Truth be told, I don’t expect to see too many people leveraging the metrics via the Azure Portal interface (shown above) to do much more than “keep an eye on“ their Azure AS assets..and most of those folks are probably only doing it during the initial phases of an Azure AS implementation until they feel comfortable with the sizing choices and potential growth needs. More likely than not, the mature customers (or those with larger Azure footprints) are going to be using something like Azure Monitor to collect metrics from their Azure AS instances (as well as the corresponding metrics all their other assets) and manage them in a centralized solution where they can more easily do things like setup and manage alerts. And that’s just scratching the surface.
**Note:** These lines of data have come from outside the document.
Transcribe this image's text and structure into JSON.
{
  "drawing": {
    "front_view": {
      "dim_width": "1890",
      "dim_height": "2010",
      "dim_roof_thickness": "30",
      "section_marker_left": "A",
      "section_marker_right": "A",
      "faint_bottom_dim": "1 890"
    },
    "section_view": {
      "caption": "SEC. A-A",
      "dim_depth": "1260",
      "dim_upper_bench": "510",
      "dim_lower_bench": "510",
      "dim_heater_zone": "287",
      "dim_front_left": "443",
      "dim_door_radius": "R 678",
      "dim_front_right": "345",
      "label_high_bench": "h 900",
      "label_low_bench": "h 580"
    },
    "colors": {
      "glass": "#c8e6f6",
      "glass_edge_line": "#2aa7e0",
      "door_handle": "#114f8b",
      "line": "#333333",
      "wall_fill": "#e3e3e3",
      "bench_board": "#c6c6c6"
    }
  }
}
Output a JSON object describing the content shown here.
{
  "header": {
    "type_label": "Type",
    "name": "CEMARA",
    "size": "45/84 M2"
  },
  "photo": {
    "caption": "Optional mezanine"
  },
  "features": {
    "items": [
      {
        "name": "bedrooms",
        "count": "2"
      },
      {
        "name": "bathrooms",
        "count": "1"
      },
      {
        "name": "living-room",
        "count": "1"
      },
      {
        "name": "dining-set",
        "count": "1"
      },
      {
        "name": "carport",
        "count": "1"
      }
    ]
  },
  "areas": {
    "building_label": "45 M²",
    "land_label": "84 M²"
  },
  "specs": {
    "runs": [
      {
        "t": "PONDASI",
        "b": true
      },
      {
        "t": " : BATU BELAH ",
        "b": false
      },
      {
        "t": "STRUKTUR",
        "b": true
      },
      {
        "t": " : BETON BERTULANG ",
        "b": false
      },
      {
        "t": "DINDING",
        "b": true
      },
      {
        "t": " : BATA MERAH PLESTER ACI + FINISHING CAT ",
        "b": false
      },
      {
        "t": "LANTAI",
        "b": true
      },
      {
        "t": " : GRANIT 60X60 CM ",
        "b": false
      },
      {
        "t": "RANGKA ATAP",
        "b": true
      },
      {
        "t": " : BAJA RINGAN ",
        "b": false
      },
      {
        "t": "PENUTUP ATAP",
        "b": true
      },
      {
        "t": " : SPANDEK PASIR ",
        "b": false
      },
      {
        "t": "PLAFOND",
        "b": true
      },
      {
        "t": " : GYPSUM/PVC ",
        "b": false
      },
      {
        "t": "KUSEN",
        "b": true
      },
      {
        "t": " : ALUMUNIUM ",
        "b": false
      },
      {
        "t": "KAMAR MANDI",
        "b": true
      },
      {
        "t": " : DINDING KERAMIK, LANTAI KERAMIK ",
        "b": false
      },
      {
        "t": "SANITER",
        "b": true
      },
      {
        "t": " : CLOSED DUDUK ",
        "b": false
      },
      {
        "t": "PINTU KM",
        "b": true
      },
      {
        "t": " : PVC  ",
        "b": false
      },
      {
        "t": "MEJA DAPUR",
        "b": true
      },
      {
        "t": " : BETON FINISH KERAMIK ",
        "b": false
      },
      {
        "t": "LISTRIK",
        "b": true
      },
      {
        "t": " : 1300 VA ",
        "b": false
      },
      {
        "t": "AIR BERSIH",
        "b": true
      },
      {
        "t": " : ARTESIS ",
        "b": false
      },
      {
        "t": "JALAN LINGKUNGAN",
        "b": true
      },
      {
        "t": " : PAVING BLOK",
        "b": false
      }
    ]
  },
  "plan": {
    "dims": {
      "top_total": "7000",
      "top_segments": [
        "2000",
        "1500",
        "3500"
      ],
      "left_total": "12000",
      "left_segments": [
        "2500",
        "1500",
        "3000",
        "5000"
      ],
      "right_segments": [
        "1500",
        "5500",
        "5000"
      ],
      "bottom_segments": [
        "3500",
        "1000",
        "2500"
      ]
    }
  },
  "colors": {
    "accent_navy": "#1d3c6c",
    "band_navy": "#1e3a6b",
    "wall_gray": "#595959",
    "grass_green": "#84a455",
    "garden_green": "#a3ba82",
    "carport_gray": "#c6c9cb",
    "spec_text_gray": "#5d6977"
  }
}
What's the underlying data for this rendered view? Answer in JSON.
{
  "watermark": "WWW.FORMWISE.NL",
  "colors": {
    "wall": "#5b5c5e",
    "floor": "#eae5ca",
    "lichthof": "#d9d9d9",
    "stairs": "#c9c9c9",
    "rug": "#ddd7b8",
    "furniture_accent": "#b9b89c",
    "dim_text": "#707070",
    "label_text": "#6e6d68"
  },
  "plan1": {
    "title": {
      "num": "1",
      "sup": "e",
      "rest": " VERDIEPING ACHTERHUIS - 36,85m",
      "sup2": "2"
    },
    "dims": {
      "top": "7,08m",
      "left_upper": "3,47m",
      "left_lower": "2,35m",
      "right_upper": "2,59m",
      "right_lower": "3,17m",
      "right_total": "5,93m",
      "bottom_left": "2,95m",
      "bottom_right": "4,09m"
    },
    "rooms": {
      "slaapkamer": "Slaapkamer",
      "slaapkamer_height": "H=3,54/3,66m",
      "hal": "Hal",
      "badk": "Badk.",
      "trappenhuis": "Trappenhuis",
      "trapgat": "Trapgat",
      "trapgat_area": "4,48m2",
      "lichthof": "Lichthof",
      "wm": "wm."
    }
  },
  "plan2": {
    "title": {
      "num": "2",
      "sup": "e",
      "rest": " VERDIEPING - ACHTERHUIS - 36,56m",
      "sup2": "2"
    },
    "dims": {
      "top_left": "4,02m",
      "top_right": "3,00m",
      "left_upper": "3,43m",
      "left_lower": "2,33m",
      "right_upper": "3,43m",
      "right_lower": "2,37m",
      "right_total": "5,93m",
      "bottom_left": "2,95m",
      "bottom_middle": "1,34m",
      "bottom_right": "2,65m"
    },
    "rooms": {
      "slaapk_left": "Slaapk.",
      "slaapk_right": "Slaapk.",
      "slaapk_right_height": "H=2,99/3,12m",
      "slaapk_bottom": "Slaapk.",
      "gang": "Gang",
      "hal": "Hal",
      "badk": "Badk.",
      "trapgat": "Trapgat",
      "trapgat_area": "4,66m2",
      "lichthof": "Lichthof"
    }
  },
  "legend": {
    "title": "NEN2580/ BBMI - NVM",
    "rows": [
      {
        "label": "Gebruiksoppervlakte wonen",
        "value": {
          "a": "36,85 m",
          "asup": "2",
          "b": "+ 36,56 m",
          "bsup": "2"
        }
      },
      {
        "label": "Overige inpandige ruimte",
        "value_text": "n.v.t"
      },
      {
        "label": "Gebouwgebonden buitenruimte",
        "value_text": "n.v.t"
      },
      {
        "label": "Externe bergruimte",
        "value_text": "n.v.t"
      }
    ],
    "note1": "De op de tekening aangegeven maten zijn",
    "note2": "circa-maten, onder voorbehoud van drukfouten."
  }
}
Take it bit further and it’s not hard to imagine a scenario where metrics like those above in this blog post are being collected as inputs to determine when (and by how much) to scale up (or down) an azure AS instance.
- Collect metrics from Azure AS instance(s)
- Create an Alert to detect QPU (or Memory) saturation
- Have the Alert call a webhook…
- where the webhook kicks off an Azure Automation Runbook that scales up the Azure AS instance
If you’re going to build in the cloud, you might as well take full advantage, no?